PCE mother liquor solid content exerts an inhibitory effect on additive solubility. The higher the solid concentration, the lower the saturated dissolvable mass of sucrose, gluconate and sulfite auxiliaries.
Auxiliary performance hierarchy: Sucrose has the best low-temperature solubility; sodium gluconate balances medium-temperature compatibility; maltodextrin and thiosulfate are best suited to high-temperature compounding conditions.
The temperature-solubility-solid content dataset can be coded into intelligent PCE compounding equipment, supporting real-time dynamic adjustment of auxiliary dosage and early warning of precipitation risks.

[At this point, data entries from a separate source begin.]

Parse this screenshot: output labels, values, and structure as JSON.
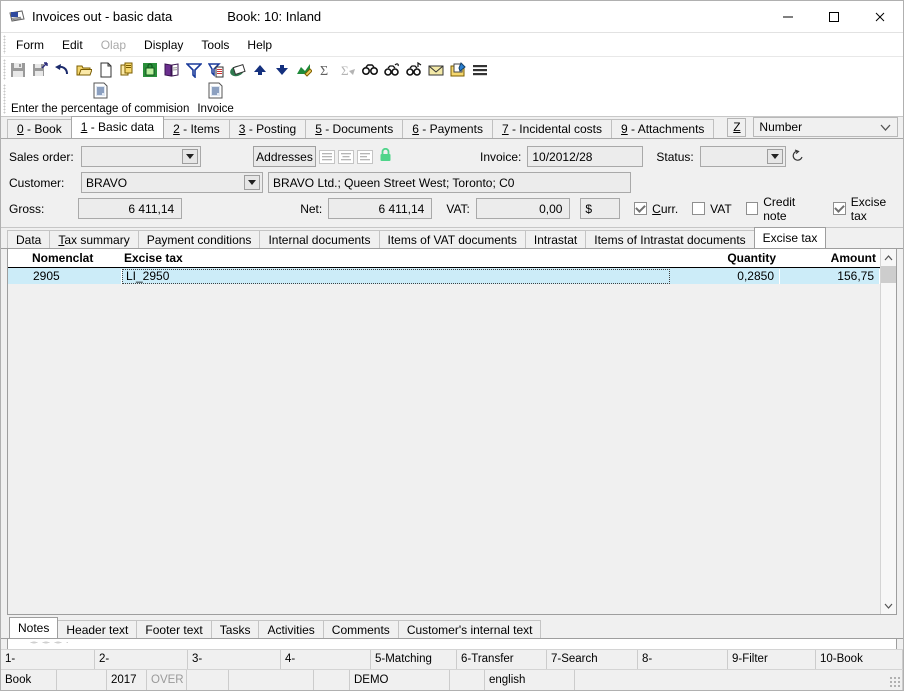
{
  "window": {
    "title": "Invoices out - basic data",
    "book": "Book: 10: Inland",
    "icon": "app-icon",
    "minimize": "—",
    "maximize": "☐",
    "close": "✕"
  },
  "menu": {
    "items": [
      {
        "label": "Form",
        "disabled": false
      },
      {
        "label": "Edit",
        "disabled": false
      },
      {
        "label": "Olap",
        "disabled": true
      },
      {
        "label": "Display",
        "disabled": false
      },
      {
        "label": "Tools",
        "disabled": false
      },
      {
        "label": "Help",
        "disabled": false
      }
    ]
  },
  "toolbar": {
    "icons": [
      "save-icon",
      "save-as-icon",
      "undo-icon",
      "open-folder-icon",
      "new-document-icon",
      "copy-icon",
      "lock-icon",
      "book-icon",
      "filter-icon",
      "filter-document-icon",
      "print-icon",
      "up-arrow-icon",
      "down-arrow-icon",
      "chart-edit-icon",
      "sum-icon",
      "sum-disabled-icon",
      "find-icon",
      "find-next-icon",
      "find-prev-icon",
      "mail-icon",
      "note-edit-icon",
      "menu-lines-icon"
    ]
  },
  "bigbar": {
    "buttons": [
      {
        "label": "Enter the percentage of commision",
        "icon": "document-icon"
      },
      {
        "label": "Invoice",
        "icon": "document-icon"
      }
    ]
  },
  "main_tabs": {
    "items": [
      {
        "accel": "0",
        "label": " - Book",
        "active": false
      },
      {
        "accel": "1",
        "label": " - Basic data",
        "active": true
      },
      {
        "accel": "2",
        "label": " - Items",
        "active": false
      },
      {
        "accel": "3",
        "label": " - Posting",
        "active": false
      },
      {
        "accel": "5",
        "label": " - Documents",
        "active": false
      },
      {
        "accel": "6",
        "label": " - Payments",
        "active": false
      },
      {
        "accel": "7",
        "label": " - Incidental costs",
        "active": false
      },
      {
        "accel": "9",
        "label": " - Attachments",
        "active": false
      }
    ],
    "z_button": "Z",
    "sort_combo": "Number",
    "search_field": "",
    "extra_field": ""
  },
  "form": {
    "sales_order_label": "Sales order:",
    "sales_order_value": "",
    "addresses_button": "Addresses",
    "invoice_label": "Invoice:",
    "invoice_value": "10/2012/28",
    "status_label": "Status:",
    "status_value": "",
    "customer_label": "Customer:",
    "customer_value": "BRAVO",
    "customer_address": "BRAVO Ltd.; Queen Street West; Toronto; C0",
    "gross_label": "Gross:",
    "gross_value": "6 411,14",
    "net_label": "Net:",
    "net_value": "6 411,14",
    "vat_label": "VAT:",
    "vat_value": "0,00",
    "currency_value": "$",
    "checkboxes": [
      {
        "label": "Curr.",
        "accel": "C",
        "checked": true
      },
      {
        "label": "VAT",
        "accel": "",
        "checked": false
      },
      {
        "label": "Credit note",
        "accel": "",
        "checked": false
      },
      {
        "label": "Excise tax",
        "accel": "",
        "checked": true
      }
    ]
  },
  "inner_tabs": {
    "items": [
      {
        "label": "Data",
        "active": false
      },
      {
        "label": "Tax summary",
        "active": false
      },
      {
        "label": "Payment conditions",
        "active": false
      },
      {
        "label": "Internal documents",
        "active": false
      },
      {
        "label": "Items of VAT documents",
        "active": false
      },
      {
        "label": "Intrastat",
        "active": false
      },
      {
        "label": "Items of Intrastat documents",
        "active": false
      },
      {
        "label": "Excise tax",
        "active": true
      }
    ]
  },
  "grid": {
    "columns": [
      "Nomenclat",
      "Excise tax",
      "Quantity",
      "Amount"
    ],
    "rows": [
      {
        "nomenclature": "2905",
        "excise_tax": "LI_2950",
        "quantity": "0,2850",
        "amount": "156,75",
        "selected": true
      }
    ]
  },
  "bottom_tabs": {
    "items": [
      {
        "label": "Notes",
        "active": true
      },
      {
        "label": "Header text",
        "active": false
      },
      {
        "label": "Footer text",
        "active": false
      },
      {
        "label": "Tasks",
        "active": false
      },
      {
        "label": "Activities",
        "active": false
      },
      {
        "label": "Comments",
        "active": false
      },
      {
        "label": "Customer's internal text",
        "active": false
      }
    ]
  },
  "function_keys": [
    {
      "label": "1-"
    },
    {
      "label": "2-"
    },
    {
      "label": "3-"
    },
    {
      "label": "4-"
    },
    {
      "label": "5-Matching"
    },
    {
      "label": "6-Transfer"
    },
    {
      "label": "7-Search"
    },
    {
      "label": "8-"
    },
    {
      "label": "9-Filter"
    },
    {
      "label": "10-Book"
    }
  ],
  "status_cells": [
    {
      "label": "Book",
      "dim": false
    },
    {
      "label": "",
      "dim": false
    },
    {
      "label": "2017",
      "dim": false
    },
    {
      "label": "OVER",
      "dim": true
    },
    {
      "label": "",
      "dim": false
    },
    {
      "label": "",
      "dim": false
    },
    {
      "label": "",
      "dim": false
    },
    {
      "label": "DEMO",
      "dim": false
    },
    {
      "label": "",
      "dim": false
    },
    {
      "label": "english",
      "dim": false
    },
    {
      "label": "",
      "dim": false
    }
  ],
  "colors": {
    "selection": "#ccecf8",
    "yellow_field": "#ffffe1",
    "window_bg": "#f0f0f0",
    "lock_green": "#4fd48a"
  }
}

Practical Compounding Guidance for Admixture Manufacturers

Low-temperature construction environments (<10 °C): Adopt PCE mother liquor with solid content ≤30% and prioritize sucrose as a slump-retaining auxiliary to avoid crystal precipitation.
Hot-climate production (>30 °C): 35% solid PCE is acceptable; maltodextrin and sodium thiosulfate can be added for cost control.
Winter cold storage prevention: Avoid storing 40% high-solid PCE outdoors without insulation; maintain warehouse temperature above 0 °C to prevent stratification.
Intelligent batching system upgrade: Embed the established solubility prediction model to set temperature-linked auxiliary dosing thresholds and eliminate unstable admixture quality caused by precipitation.

Conclusion

The solubility of sucrose, sodium gluconate, sulfite and maltodextrin auxiliaries in the PCE mother liquor is jointly controlled by ambient temperature and polymer solid concentration. Low temperature and high solid content synergistically reduce the additive’s dissolution capacity and cause crystallization defects, disrupting concrete slump retention and construction stability.

The established multi-temperature solubility database provides reliable parameter support for intelligent automatic admixture compounding systems. Admixture factories can select matched PCE solid content and auxiliary types according to local seasonal temperature changes to produce stable, non-stratified, anti-freezing polycarboxylate superplasticizer products.